Reisende auf einem Bein by Mueller Herta
Autor:Mueller, Herta [Mueller, Herta]
Die sprache: deu
Format: epub
veröffentlicht: 2013-11-05T05:00:00+00:00
Irene begleitete Franz zum Bahnhof.
Auf den Schienen stehende Züge. Senfgrün waren die Strümpfe. Blau der Rucksack des Mädchens. Von ihren Kopfhörern riß sich Musik los. Schwergeschminkte Augenlider. Die Augen offen und groß und starr, als streiften sie nie ein Bild.
Über dem Bahnsteig drehte sich eine Kugel. Die war von innen durchleuchtet.
Zwei Frauen sprachen miteinander. Hoben beim Sprechen die Hände zwischen ihre Gesichter. Ihre Hände ähnelten sich. Waren nur an den Ringen und an der Farbe des Nagellacks voneinander zu unterscheiden. Dann rückten die Hände die Koffer näher. Die Lippen standen offen und sagten nichts.
Ein Paar schwarzer Lackschuhe glänzte. Widerspiegelte nichts als ein Paar weißer Socken.
Neben dem Zug trippelte eine Taube. Sie trug den Kopf so steif, daß Irene nicht wußte, ob es Hochmut oder eine Krankheit war, was sie quälte.
Wo keine Züge standen, hatten die Schienen Schwellungen vom Licht. Balken dazwischen. Zwischen den Balken gemahlene Steine. Zigarettenkippen.
Die Taube hing über dem stehenden Zug in der Luft. Irene sah ein Zahnrad hinter ihrem Schnabel.
Wenn Irene jetzt hätte sagen müssen, was sie empfand, wäre kein einziger Satz richtig gewesen. Nicht einmal Silben, die willkürlich zusammenfanden.
Aus der Kugel, die sich drehte, sagte eine Frauenstimme Züge an.
Schöne Lippen, hoch oben, dachte Irene, sagen den Zug an für Zwerge.

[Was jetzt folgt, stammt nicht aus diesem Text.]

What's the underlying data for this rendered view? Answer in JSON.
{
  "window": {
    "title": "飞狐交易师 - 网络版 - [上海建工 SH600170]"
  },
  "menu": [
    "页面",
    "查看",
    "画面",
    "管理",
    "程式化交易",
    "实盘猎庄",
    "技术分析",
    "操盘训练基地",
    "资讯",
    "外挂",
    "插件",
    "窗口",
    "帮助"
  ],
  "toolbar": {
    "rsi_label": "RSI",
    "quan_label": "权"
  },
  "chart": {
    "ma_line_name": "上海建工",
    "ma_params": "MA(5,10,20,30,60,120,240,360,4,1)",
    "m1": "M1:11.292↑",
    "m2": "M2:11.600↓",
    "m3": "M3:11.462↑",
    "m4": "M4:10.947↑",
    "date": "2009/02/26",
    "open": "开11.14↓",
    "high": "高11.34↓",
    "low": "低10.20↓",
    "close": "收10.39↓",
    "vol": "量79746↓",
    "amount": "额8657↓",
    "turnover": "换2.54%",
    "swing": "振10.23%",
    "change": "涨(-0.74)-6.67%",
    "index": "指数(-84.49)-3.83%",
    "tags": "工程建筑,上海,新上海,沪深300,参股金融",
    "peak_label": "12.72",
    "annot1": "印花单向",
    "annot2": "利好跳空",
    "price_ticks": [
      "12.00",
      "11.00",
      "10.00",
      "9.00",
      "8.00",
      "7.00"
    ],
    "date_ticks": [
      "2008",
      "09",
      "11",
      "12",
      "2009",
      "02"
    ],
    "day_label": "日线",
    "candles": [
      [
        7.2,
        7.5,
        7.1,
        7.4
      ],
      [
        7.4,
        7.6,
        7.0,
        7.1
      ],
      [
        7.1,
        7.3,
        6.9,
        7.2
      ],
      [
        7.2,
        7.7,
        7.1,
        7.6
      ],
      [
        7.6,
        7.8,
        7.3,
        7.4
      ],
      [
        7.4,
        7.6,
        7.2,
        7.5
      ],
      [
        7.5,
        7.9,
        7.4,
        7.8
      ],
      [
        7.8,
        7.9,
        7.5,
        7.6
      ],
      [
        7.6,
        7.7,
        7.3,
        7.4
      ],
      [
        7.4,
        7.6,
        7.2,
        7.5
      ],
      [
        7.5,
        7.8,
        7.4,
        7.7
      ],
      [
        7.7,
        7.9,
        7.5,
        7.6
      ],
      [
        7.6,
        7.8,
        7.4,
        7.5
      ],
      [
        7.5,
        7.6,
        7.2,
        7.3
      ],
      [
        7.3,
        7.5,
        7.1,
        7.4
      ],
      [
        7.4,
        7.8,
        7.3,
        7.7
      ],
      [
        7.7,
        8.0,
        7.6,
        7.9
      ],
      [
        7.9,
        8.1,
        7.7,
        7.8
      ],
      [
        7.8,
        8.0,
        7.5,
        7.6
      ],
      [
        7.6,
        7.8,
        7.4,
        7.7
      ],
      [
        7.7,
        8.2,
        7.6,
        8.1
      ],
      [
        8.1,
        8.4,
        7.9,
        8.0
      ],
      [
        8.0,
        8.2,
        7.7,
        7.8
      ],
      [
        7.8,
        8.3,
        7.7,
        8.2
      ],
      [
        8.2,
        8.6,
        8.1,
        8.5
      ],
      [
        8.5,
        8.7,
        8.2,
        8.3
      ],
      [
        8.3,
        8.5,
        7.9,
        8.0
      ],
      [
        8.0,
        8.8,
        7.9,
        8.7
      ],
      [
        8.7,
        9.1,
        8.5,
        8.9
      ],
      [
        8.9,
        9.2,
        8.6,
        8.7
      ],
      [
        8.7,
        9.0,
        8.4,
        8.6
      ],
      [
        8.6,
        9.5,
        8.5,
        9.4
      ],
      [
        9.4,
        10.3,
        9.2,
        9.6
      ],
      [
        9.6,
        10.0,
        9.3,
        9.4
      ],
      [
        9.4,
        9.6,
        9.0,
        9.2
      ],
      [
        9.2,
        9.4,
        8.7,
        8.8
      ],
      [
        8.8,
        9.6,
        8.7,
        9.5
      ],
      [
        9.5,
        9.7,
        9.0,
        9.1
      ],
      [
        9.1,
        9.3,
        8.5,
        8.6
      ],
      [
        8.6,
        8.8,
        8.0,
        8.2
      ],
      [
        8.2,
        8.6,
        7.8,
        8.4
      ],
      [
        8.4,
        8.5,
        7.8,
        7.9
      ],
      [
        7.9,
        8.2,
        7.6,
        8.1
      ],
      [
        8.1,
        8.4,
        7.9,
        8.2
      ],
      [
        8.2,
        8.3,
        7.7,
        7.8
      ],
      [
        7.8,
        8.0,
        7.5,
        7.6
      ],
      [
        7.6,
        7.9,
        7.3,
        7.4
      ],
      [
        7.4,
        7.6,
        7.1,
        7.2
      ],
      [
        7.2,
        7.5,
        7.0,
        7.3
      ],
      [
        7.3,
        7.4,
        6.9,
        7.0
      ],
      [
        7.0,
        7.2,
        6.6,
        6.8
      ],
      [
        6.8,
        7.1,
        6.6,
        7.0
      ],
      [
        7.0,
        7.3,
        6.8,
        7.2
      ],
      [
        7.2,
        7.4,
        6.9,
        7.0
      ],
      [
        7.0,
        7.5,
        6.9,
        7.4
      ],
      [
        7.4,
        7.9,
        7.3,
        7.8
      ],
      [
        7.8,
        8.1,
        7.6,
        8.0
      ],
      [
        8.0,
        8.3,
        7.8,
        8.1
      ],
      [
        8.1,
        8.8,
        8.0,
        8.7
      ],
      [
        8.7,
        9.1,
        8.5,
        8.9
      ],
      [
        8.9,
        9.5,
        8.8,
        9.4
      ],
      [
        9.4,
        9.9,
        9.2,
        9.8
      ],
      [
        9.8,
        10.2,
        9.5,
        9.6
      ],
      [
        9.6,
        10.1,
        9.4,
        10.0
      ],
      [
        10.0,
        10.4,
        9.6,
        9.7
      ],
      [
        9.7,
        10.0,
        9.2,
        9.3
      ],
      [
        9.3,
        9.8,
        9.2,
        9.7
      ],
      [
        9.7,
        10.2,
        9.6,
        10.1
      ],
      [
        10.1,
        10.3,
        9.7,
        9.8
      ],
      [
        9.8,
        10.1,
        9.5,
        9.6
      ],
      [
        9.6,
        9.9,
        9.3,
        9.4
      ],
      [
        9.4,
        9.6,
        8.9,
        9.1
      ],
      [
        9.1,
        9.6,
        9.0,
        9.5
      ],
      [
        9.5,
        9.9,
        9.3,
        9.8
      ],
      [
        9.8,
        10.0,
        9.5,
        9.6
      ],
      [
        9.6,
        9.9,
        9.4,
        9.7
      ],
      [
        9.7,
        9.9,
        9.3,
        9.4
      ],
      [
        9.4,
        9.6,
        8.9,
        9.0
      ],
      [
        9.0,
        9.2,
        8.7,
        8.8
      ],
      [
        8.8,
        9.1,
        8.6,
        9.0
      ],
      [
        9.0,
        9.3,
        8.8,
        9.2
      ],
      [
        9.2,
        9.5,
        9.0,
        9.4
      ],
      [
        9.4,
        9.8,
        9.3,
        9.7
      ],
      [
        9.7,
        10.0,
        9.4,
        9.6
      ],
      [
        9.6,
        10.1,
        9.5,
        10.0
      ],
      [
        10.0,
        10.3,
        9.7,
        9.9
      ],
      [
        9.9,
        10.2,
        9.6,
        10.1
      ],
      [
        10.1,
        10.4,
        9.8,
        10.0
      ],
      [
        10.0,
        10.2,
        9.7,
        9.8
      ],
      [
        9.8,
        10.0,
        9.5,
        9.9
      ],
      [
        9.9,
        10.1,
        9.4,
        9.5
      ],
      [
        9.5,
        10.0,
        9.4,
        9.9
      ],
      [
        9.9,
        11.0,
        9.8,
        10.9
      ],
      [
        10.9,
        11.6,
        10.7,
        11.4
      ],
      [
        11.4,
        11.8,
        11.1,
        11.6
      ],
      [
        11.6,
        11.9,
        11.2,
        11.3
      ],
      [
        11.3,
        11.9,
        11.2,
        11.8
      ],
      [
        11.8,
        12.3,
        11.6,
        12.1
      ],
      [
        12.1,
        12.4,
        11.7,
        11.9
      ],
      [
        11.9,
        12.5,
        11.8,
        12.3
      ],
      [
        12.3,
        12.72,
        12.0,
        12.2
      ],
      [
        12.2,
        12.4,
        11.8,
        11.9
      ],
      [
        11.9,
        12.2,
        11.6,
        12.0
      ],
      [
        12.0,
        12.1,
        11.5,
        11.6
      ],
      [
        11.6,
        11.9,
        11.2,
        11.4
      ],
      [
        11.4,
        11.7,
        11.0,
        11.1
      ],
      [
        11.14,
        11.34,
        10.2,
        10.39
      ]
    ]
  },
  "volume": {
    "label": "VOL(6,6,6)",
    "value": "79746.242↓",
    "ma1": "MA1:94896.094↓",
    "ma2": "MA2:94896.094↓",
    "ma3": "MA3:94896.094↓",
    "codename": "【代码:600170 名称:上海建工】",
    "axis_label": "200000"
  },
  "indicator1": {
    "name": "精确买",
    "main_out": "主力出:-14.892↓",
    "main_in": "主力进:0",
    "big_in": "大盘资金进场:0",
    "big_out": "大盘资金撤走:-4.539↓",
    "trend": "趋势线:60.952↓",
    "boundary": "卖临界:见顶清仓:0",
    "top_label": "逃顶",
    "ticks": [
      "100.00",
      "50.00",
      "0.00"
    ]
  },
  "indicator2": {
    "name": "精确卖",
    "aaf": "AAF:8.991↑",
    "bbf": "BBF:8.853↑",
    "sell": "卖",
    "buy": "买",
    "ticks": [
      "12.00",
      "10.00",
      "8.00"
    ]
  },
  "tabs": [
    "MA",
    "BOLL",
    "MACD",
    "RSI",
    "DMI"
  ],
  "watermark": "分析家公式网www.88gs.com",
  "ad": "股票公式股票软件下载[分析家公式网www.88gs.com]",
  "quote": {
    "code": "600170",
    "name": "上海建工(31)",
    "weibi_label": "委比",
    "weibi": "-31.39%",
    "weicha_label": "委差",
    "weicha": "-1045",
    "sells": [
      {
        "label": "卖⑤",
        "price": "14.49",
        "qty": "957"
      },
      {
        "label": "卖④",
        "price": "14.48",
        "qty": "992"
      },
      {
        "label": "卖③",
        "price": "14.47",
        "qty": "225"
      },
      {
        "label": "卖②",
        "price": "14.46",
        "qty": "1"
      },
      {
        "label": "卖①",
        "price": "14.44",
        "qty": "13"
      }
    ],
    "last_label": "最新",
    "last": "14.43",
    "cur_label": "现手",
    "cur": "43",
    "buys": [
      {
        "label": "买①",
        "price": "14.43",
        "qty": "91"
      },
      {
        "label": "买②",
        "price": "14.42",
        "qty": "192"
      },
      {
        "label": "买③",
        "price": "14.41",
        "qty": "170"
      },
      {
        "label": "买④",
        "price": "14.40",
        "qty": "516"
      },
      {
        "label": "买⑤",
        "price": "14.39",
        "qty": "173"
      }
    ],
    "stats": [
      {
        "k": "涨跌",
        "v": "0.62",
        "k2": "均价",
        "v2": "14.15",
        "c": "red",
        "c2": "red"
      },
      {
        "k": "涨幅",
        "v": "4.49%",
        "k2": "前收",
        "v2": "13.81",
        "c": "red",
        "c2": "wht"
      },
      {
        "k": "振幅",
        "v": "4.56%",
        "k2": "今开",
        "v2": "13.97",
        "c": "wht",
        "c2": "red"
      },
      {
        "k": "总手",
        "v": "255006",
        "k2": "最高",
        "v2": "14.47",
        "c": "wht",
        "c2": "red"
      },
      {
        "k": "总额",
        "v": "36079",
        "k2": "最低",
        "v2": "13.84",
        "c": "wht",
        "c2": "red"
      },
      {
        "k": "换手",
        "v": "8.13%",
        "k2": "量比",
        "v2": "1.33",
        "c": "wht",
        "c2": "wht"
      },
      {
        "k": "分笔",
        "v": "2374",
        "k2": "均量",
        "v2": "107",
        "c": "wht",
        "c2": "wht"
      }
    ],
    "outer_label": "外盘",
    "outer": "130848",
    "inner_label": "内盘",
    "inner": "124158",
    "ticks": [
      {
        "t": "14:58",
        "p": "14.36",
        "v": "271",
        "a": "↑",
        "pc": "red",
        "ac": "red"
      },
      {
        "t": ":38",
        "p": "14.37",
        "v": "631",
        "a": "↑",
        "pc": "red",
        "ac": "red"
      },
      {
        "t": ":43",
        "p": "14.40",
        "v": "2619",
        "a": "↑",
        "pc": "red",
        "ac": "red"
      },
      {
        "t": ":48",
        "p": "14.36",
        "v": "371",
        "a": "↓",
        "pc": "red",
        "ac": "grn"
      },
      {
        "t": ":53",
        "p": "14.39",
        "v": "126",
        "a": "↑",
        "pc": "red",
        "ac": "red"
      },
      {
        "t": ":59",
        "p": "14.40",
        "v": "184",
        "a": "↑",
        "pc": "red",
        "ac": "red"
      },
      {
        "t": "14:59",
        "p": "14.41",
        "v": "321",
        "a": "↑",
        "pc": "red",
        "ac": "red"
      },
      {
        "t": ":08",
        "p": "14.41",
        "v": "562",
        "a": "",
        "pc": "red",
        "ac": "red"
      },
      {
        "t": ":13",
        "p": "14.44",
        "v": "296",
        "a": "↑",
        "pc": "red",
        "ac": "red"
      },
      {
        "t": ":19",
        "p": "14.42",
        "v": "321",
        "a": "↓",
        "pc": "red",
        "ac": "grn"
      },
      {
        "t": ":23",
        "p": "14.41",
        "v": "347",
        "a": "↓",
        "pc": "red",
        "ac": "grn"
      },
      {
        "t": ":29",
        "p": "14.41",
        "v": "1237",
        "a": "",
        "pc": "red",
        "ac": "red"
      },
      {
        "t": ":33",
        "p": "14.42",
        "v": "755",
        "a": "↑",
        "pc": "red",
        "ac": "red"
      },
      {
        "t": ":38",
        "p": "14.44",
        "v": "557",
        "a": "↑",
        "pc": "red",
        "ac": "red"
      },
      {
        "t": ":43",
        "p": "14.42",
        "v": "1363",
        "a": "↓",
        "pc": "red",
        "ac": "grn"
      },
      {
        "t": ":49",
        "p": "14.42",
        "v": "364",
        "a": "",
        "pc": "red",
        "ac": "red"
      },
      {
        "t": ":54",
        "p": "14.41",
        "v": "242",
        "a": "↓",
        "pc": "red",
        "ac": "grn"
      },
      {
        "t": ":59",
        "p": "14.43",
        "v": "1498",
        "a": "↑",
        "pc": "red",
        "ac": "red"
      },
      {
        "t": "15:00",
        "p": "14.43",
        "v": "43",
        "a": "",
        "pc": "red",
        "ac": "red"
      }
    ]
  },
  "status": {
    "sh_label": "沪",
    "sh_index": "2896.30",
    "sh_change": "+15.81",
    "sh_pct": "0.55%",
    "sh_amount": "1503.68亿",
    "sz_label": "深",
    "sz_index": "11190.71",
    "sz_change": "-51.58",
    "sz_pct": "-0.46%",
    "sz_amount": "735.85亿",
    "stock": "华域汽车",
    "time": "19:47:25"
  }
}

Das Mädchen mit den senfgrünen Strümpfen stieg in den Zug. Ihre Beine waren schwerer als der Rucksack.
Es war schön mit dir, hatte Franz gesagt.
Irene hatte nichts hinzugefügt. Daß es schön war, hatte ihr weh getan. Daß es schön war und es dabei geblieben war.
Irene ging zurück ins Hotel.
Sie knipste alle Lichter im Zimmer an. Sie schaltete den Fernseher ein und ging ins Bad. Sie wusch ihr Höschen und ihre Strumpfhose. Sie hängte das Höschen auf die Stuhllehne und die Strumpfhose auf einen Kleiderbügel an die Schranktür.
Über den Bildschirm zog eine Kleinstadt.
Die Bewohner der Kleinstadt waren Pendler. Der Weg zum Bahnhof führte durch den Weinberg.
In den Dämmerstunden der Abende gingen die jungen Frauen, die aus der Großstadt kamen, vom Bahnhof durch den Weinberg nach Hause.
Acht Frauen waren auf dem Weinberg vergewaltigt worden.
Die Täter: zwei Männer.
Der Sprecher nannte ihre Vornamen. Er zeigte ein Messer. Damit waren die Frauen genötigt worden.
Der Sprecher nannte eine Zahl. Das war der Kopflohn.
Auf dem Bildschirm standen zwei Phantombilder.
Selbst wenn Irene die Täter gekannt hätte, wäre es für sie wegen des Kopflohns unmöglich gewesen, den Opfern gerecht zu werden.
Was Irene mehr schmerzte als die Tat, war das Vertrauen in den Weinberg. Das war für die Täter und für die Opfer maßlos gewesen.
Im Zimmer war die Luft alt. Älter als die Möbel. Irene öffnete das Fenster.
Jetzt, wo Irene sich hinauslehnte, hatte sie den Namen des Hotels vergessen. Auch den Namen des Flusses, der durch diese Stadt floß. Und den Namen der Brücke, die über den Fluß führte.
KALTES LAND KALTE HERZEN RUF DOCH MAL AN JENS. Und eine Telefonnummer.
Es war ein Graffiti an der Hauswand, hoch über den Bäumen. Die Schrift war zerronnen. Buchstaben mit Fingern. Passanten gingen über den Platz, spürten, ohne die Köpfe zu heben, den Hauch dieser Schrift. Sie steckten beim Gehen ein paar Schritte lang die Hände in die Taschen.